Artie Chesbro said cheerfully, “That’s very nice of you, Mrs. Goudeket. I think I’d better stay in Heber-town, though—some important things to take care of. There’s a radio truck around somewhere and I want to—”
Sharon interrupted loudly, with a warning look, “Mr. Chesbro means Congressman Akslund has left him some work to do. Anyway, Mrs. Goudeket—’
‘
Oh, she was arch! And no sleep, marveled Mrs. Goudeket—“much as I’d love to join your little party and share the finest of accommodations for which your hotel is noted, there are big things to be done. So thanks, but no thanks.”
“Fine,” said Mrs. Goudeket. “Stay here with your big things. Now before somebody steals my car, we bette
r go.” She folded the trip ticket from the motor pool and put it down on the table next to Dick McCue. Mickey Groff said, “Wait a minute, Mrs. Goudeket. What are these ‘big things?’”
Chesbro laughed. “Groff, does Macy’s tell Gimbel’s? I tell you what. You want the Swanscomb place, right?” He shrugged generously. “It’s yours. I won’t buck you.” “If you won’t buck me it’s because you don’t want it any more,” Groff said. “You’re after bigger game. What would that be, Chesbro? A finger in a billion-dollar pie? A chance to spread federal funds around the way you want to? Maybe the break you’ve been waiting for?” Chesbro said fretfully, “Now Mickey, please. Why can’t you be reasonable? You’re an outlander here, you’ve got nothing to do with the community. You want to move in with your nickel factory? Go ahead. I won’t stand in your way. I’ll even help you. But you can’t do anything with the federal grants, because you don’t have the connections, because you don’t have the information about who needs what, because you aren’t local and wouldn’t be allowed to come within smelling distance of it in the first place. Why not live and let live?”

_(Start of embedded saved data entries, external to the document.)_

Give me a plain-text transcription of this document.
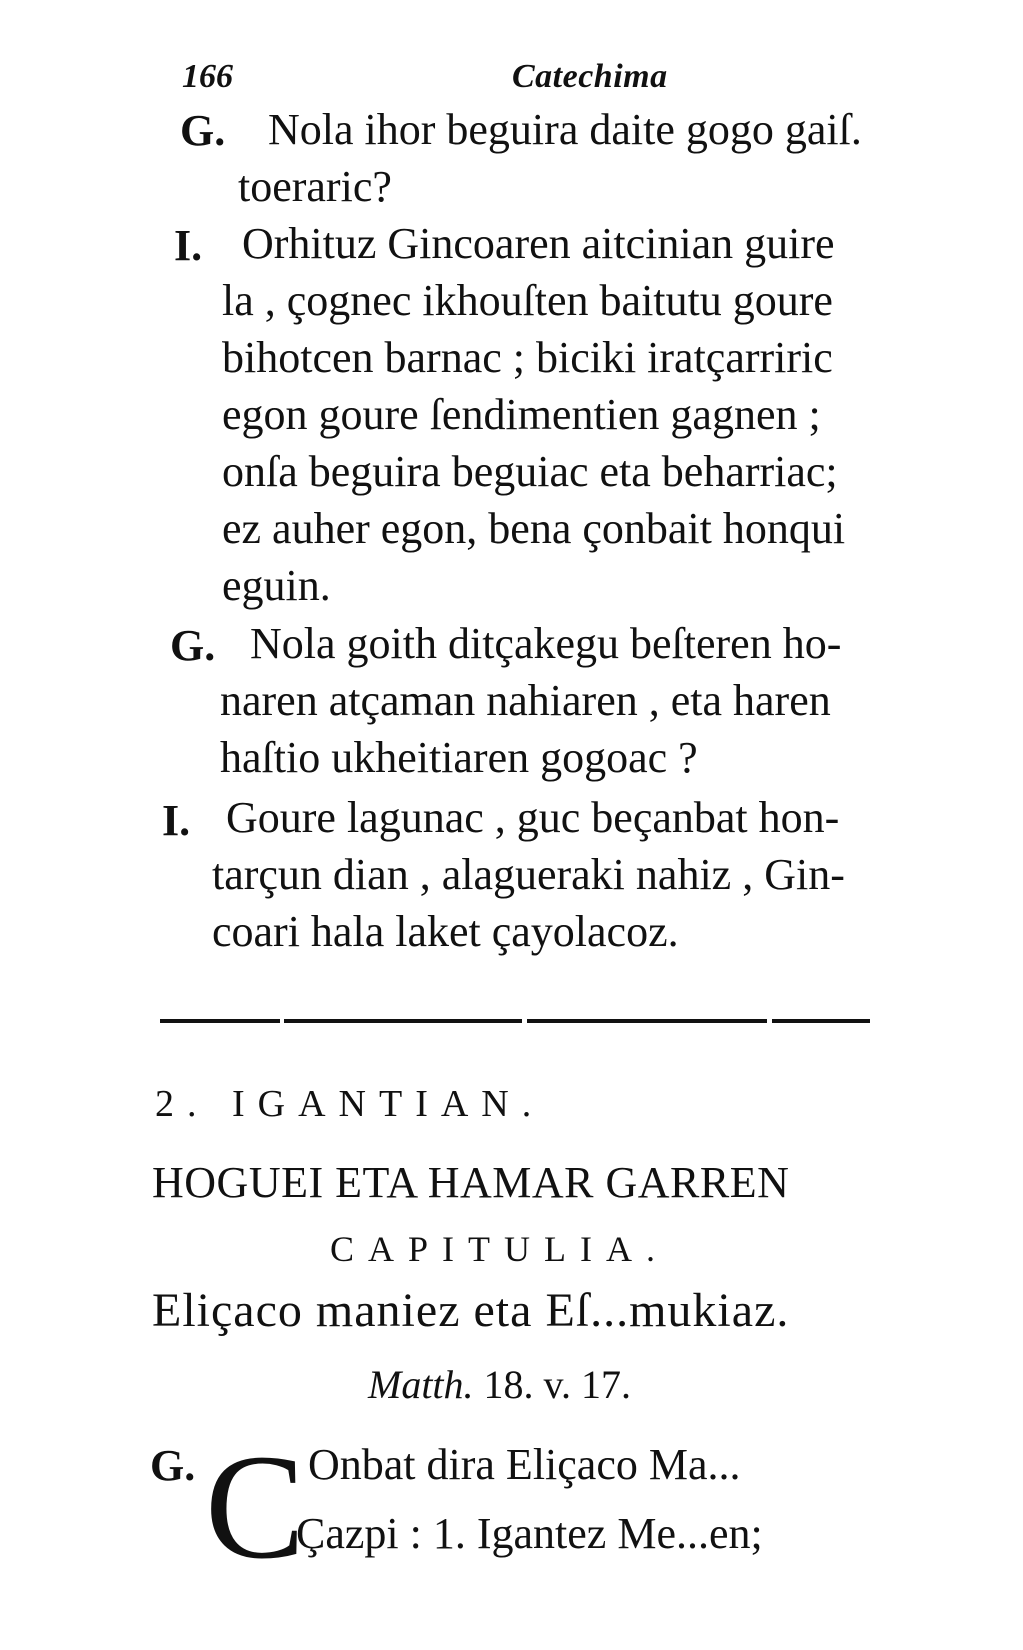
166	Catechima
G. Nola ihor beguira daite gogo gaiſ.
toeraric?
I. Orhituz Gincoaren aitcinian guire
la , çognec ikhouſten baitutu goure
bihotcen barnac ; biciki iratçarriric
egon goure ſendimentien gagnen ;
onſa beguira beguiac eta beharriac;
ez auher egon, bena çonbait honqui
eguin.
G. Nola goith ditçakegu beſteren ho-
naren atçaman nahiaren , eta haren
haſtio ukheitiaren gogoac ?
I. Goure lagunac , guc beçanbat hon-
tarçun dian , alagueraki nahiz , Gin-
coari hala laket çayolacoz.
2. IGANTIAN.
HOGUEI ETA HAMAR GARREN
CAPITULIA.
Eliçaco maniez eta Eſ...mukiaz.
Matth. 18. v. 17.
G. C Onbat dira Eliçaco Ma...
Çazpi : 1. Igantez Me...en;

He was open and honest, Groff saw—as open and honest as the likes of Artie Chesbro ever knew how to be. You work your side of the street, he was saying, and I’ll work mine. Under the ethical stands of Artie Chesbro he had made an honorable proposal. It would never have occurred to him to entertain propositions like—
Federal funds are money in trust—
A time of catastrophe is not a time to feather one’s nest—
Or even—
A businessman who opposes what you want to do is not necessarily a jealous rival.
There simply was no handle, Groff thought, by which you could get hold of the man. He was completely out of touch. Off in a kind of a dream. It was almost as if he was drunk; but that, of course, was impossible—liquor would have put him out on his feet in seconds.
Polly Chesbro said suddenly, “What did you want the radio truck for?”